I knew immediately something was amiss in our quiet community.
Each month the Board of Directors of our Homeowners Association volunteer and discuss all that needs to be accomplished in the community. We, as residents, receive an email of these minute each month. Sometimes with comments, sometimes without. Last night we received the past month’s minutes with a brief note saying a non-resident would like to use our pond to fish on. That a note from this boy was attached as written to the Board of Directors and the Board has given him permission to fish.
And then the emails starting coming in. Many in support of this idea that we are a compassionate community and sharing our pond is a beautiful thing and others infatically against opening up this private space to any outsider.
My initial response was that this is all pretty ironic. The idea of this coming up over a boy fishing. In India, even though many families of six live in a space of just 10 x 10, they have fish in tanks. The belief is that the fish capture the bad energy and die before this bad energy gets to the families. Guess the fish missed this one.
As I read through each email, I was right there on each and every one of my neighbors side!
“Yes! for sure,” I thought, “ let the little boy fish! So cute, he likes to fish! “
Then the next email. “No he should not fish here, that opens the door up to anyone coming in and fishing, using the tennis courts, walking path, No way! No fishing!”
Then the next. “Oh we are a compassionate community beyond our physical location and we should open our arms, our heart and our gates!”
The next, “What if he falls in? what if he breaks the pier? Are we liable, No way !”
As the emails kept coming in all the way until 12:30am I continued to feel the heat rising in our peaceful little community and anxiety rising within me. I felt the passion for each side. In a recent Facebook post I wrote,
“When you become frustrated with someone, that may mean that someone is putting up a barrier not allowing you to become your true self.”

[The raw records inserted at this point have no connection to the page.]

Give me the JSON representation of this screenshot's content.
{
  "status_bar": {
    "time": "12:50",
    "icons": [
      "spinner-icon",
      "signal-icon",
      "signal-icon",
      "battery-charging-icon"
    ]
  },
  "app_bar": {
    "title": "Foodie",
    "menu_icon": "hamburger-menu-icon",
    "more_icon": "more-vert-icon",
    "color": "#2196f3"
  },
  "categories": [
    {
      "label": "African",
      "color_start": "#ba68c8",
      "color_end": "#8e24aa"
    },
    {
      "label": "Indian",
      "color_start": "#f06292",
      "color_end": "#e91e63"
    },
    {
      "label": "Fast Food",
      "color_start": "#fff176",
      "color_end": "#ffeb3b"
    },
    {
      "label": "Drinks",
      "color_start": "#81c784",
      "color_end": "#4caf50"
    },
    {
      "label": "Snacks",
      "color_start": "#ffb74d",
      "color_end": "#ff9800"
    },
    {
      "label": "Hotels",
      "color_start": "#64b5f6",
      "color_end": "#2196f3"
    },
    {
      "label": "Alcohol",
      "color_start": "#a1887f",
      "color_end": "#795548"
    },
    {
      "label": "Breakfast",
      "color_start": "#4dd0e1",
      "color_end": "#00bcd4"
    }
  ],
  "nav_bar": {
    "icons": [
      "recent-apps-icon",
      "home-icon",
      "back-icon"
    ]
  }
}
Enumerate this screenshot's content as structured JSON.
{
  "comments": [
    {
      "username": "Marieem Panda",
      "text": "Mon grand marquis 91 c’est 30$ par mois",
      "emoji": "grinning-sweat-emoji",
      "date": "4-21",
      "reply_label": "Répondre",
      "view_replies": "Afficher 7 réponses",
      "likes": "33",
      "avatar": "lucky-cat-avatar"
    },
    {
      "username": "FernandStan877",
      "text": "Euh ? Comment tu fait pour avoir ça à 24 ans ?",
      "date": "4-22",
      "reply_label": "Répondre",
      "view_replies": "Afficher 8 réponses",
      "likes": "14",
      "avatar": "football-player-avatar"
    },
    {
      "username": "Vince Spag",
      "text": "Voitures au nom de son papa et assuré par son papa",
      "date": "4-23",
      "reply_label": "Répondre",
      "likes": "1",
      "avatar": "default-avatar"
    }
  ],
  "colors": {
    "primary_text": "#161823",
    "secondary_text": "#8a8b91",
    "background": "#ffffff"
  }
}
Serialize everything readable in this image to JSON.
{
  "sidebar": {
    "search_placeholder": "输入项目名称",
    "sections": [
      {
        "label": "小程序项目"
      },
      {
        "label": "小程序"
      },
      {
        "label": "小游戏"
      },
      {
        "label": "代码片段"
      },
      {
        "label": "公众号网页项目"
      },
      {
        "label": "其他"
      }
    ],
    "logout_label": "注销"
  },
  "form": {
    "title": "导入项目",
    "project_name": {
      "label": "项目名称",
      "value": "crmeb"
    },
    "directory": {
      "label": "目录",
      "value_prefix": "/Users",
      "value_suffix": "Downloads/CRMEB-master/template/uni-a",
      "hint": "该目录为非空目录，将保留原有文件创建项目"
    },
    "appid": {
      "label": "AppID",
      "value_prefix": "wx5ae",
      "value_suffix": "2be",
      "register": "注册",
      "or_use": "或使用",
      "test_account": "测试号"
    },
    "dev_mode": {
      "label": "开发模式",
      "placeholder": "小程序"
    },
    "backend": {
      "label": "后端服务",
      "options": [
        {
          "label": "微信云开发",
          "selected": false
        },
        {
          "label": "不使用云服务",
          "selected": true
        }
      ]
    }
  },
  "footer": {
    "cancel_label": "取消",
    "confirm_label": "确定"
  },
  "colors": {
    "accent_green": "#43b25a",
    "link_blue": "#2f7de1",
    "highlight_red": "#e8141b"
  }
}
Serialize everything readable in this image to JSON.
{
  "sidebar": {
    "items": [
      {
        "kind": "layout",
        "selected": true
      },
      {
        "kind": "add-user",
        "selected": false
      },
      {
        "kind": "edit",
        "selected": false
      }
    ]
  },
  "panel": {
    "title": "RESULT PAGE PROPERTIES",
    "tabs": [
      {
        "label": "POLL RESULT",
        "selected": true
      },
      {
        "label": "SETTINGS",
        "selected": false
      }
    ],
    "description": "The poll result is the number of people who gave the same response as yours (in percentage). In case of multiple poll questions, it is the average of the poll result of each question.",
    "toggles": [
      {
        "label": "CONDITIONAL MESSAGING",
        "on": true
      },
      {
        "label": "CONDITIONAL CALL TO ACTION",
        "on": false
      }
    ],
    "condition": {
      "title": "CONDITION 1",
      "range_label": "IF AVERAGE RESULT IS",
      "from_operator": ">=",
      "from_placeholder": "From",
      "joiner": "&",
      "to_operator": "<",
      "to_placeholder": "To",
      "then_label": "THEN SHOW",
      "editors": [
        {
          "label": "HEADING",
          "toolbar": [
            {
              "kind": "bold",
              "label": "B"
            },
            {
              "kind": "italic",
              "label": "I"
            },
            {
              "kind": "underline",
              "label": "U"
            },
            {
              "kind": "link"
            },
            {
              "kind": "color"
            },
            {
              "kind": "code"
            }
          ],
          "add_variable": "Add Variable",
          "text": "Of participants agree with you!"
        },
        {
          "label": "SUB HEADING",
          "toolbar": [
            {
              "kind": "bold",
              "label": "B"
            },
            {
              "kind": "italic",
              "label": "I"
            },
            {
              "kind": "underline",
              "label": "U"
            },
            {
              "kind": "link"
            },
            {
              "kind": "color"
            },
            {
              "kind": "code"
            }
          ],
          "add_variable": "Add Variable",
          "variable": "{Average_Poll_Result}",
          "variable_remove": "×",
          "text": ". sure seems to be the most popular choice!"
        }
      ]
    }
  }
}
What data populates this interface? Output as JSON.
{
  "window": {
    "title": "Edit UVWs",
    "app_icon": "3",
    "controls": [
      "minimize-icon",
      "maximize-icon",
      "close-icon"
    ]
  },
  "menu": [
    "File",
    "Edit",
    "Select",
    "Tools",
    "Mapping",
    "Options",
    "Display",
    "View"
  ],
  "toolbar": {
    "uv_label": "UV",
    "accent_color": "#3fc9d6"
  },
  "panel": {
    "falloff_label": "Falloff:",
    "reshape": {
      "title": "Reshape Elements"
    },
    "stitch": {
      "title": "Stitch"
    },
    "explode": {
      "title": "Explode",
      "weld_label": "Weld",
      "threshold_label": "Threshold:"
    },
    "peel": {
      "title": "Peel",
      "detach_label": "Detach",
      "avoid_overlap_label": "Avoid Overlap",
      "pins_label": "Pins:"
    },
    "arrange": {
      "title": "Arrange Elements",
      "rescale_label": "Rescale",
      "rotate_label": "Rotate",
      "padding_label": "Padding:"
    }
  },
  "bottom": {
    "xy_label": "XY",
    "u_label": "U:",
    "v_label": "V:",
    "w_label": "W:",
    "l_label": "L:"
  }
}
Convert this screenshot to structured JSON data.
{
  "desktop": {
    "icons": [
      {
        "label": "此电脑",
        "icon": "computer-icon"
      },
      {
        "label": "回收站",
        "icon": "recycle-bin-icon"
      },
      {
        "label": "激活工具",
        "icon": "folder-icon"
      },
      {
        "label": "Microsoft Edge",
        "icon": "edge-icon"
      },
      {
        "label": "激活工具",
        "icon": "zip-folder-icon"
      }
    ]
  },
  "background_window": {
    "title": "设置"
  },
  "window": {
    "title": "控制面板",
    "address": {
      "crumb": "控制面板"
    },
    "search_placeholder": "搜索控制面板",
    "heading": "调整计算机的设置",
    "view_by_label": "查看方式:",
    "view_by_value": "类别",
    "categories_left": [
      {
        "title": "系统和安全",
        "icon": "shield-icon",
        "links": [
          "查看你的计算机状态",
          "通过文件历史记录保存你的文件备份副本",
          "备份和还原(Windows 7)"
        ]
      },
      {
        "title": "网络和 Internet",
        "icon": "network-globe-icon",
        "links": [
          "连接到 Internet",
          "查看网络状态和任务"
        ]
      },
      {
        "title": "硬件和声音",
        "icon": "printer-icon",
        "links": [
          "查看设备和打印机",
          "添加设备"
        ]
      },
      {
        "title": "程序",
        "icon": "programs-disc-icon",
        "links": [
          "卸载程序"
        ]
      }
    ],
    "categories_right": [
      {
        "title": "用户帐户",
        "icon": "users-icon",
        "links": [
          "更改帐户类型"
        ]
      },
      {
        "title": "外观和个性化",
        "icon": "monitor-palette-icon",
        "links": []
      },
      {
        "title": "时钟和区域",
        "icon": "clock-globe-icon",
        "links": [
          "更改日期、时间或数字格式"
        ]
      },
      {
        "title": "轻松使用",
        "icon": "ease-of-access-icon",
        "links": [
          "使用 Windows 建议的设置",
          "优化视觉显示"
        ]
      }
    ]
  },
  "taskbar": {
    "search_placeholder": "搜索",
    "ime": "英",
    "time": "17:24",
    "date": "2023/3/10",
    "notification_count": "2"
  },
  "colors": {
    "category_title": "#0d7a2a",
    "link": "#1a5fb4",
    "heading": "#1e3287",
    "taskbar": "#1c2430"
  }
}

I started to see the barriers. For many when the heat rises it tends to come from one of two places. Fear or expectation. For of my neighbors I could see fear. Parents of young children now begin to see this situation of offering the pond to one young boy as opening a flood gate of other people. Their safe community where their children can run free, sleep in their backyards begins to shift. There are now stranger dangers walking around our streets, driving their cars mindlessly, bullies at the pond while their children fish, teenagers at our tennis courts drinking, violence against our property that we will now need to pay to fix. Oh I could see their fear. I could also see their expectations. Expectations that this is a private, gated community and when moving here we would have some sense of security knowing who our neighbors are, who is walking our streets. I see it. Clearly.
I also see the fear and expectations from the other side. “What will the rest of our village think of those people who live in that gated community? Can’t they share? Are they not compassionate, are they snobby elitists? My friends, they live right out side the gate, they cant come in and stroll our streets? What will they think of me? “
I recently studied with H.H. Dali Llama. His teachings say when we are confronted by another’s view point, one that is not own, H.H. Dali Llama says,
“Remember, he too just wants to be happy.”
I know my neighbors just want to be happy. I truly can see both sides. As the emails shuffled through and I processed all that was happening I struggled to figure out what side I should take. What should I write in MY email? What do I believe in this situation?
But then it came to me. As clear as I could see the sides in the situation, it came to me. “Don’t stand up, stand down.”
This is not my battle. This is not something that deep in my heart I am compassionate about so why should I stand up? Why should I give my opinion when I clearly don’t have one? When I have one, an opinion, you’ll know it. I stand up for what I believe in.
Sometimes we don’t need to pick sides, get involved, stand up. Sometimes it’s ok to Stand Down.